Em verdade, em verdade eu vos digo, estais me
procurando não porque vistes sinais, mas porque comestes pão e ficastes
satisfeitos. Jesus
revela o verdadeiro interesse da multidão. Veja que o texto não fala de povo,
mas de multidão. Esta procura satisfazer uma de suas necessidades básicas: a
vontade de comer. Jesus sabe muito bem que todo ser humano precisa de se
alimentar para não morrer de fome. Ele não está mandando as pessoas ficarem com
fome, nem está desvalorizando o alimento.
Aqui temos duas
questões importantes: a do alimento em si mesmo e a procura de Jesus somente
por causa do mesmo.

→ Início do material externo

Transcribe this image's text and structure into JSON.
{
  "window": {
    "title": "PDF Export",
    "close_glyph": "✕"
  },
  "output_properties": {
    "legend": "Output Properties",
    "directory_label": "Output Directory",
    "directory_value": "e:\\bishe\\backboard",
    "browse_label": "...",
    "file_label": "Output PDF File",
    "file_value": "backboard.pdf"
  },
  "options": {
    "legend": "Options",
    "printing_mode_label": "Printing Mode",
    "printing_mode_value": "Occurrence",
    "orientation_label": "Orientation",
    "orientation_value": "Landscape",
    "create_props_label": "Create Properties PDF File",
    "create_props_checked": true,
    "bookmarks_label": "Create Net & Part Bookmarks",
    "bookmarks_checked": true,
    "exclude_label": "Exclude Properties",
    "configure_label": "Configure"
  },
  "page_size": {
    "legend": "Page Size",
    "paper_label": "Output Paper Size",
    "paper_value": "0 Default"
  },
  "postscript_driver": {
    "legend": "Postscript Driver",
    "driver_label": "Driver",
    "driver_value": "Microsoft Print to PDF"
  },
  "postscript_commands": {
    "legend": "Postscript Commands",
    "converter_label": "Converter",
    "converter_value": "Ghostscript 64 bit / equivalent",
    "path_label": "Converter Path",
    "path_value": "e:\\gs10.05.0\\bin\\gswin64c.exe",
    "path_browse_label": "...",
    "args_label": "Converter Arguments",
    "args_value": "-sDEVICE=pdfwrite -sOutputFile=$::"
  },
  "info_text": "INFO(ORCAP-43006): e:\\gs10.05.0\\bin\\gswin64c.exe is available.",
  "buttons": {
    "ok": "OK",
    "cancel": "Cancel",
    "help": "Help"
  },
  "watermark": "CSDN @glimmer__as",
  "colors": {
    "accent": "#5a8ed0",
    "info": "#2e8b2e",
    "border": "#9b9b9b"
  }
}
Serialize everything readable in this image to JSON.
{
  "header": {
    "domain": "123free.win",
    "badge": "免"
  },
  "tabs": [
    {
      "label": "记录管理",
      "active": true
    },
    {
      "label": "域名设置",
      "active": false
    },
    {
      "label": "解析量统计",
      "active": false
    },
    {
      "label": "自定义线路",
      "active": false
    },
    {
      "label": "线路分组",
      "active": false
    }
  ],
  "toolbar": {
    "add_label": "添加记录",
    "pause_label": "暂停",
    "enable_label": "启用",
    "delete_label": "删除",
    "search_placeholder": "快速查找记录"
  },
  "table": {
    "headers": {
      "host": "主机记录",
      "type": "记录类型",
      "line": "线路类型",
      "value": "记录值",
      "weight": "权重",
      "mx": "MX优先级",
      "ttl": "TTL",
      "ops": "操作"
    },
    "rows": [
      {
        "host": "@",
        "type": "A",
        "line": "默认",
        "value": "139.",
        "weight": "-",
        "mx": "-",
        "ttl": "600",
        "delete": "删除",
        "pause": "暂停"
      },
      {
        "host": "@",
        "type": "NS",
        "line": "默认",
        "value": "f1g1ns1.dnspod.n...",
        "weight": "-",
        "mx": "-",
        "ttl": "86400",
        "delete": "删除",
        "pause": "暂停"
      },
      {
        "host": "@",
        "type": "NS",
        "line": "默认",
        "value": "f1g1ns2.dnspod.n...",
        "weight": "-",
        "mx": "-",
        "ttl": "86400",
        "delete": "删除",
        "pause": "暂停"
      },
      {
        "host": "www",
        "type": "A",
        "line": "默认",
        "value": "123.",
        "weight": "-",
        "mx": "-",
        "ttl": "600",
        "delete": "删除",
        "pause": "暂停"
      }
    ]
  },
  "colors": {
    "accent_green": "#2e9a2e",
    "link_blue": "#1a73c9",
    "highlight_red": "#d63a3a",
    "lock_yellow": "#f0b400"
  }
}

O alimento está em função da vida do corpo. Durante toda a
vida o ser humano procura o alimento, mas isto não o livra da morte. Não há
alimento que evite a morte, mas simplesmente asseguram uma vida saudável. Que todos
possam comer para viver bem é o desejo de Deus. A fome é um pecado gravíssimo,
que não pode ser tolerado! Todo ser humano tem o direito de se alimentar bem, é
um direito inalienável.
Jesus não
aceitou que as pessoas o procurassem somente por causa do pão. Ele fala da
necessidade de as pessoas procurarem pelos sinais. Em outra ocasião ele pede
que procurem discernir os sinais dos tempos. O sinal sempre aponta para outra coisa,
para algo que está além. Há realidades que precisam de sinais para serem
compreendidas. A partilha do pão é um dos sinais do evangelho segundo João:
sinal de que no Reino de Deus as pessoas não podem passar fome, e como este
Reino se realiza neste mundo, então é neste mundo que todos devem ter o
necessário para viver com dignidade.
Quando comemos
ficamos satisfeitos, “matamos” a fome, mas em poucas horas ela aparece de novo.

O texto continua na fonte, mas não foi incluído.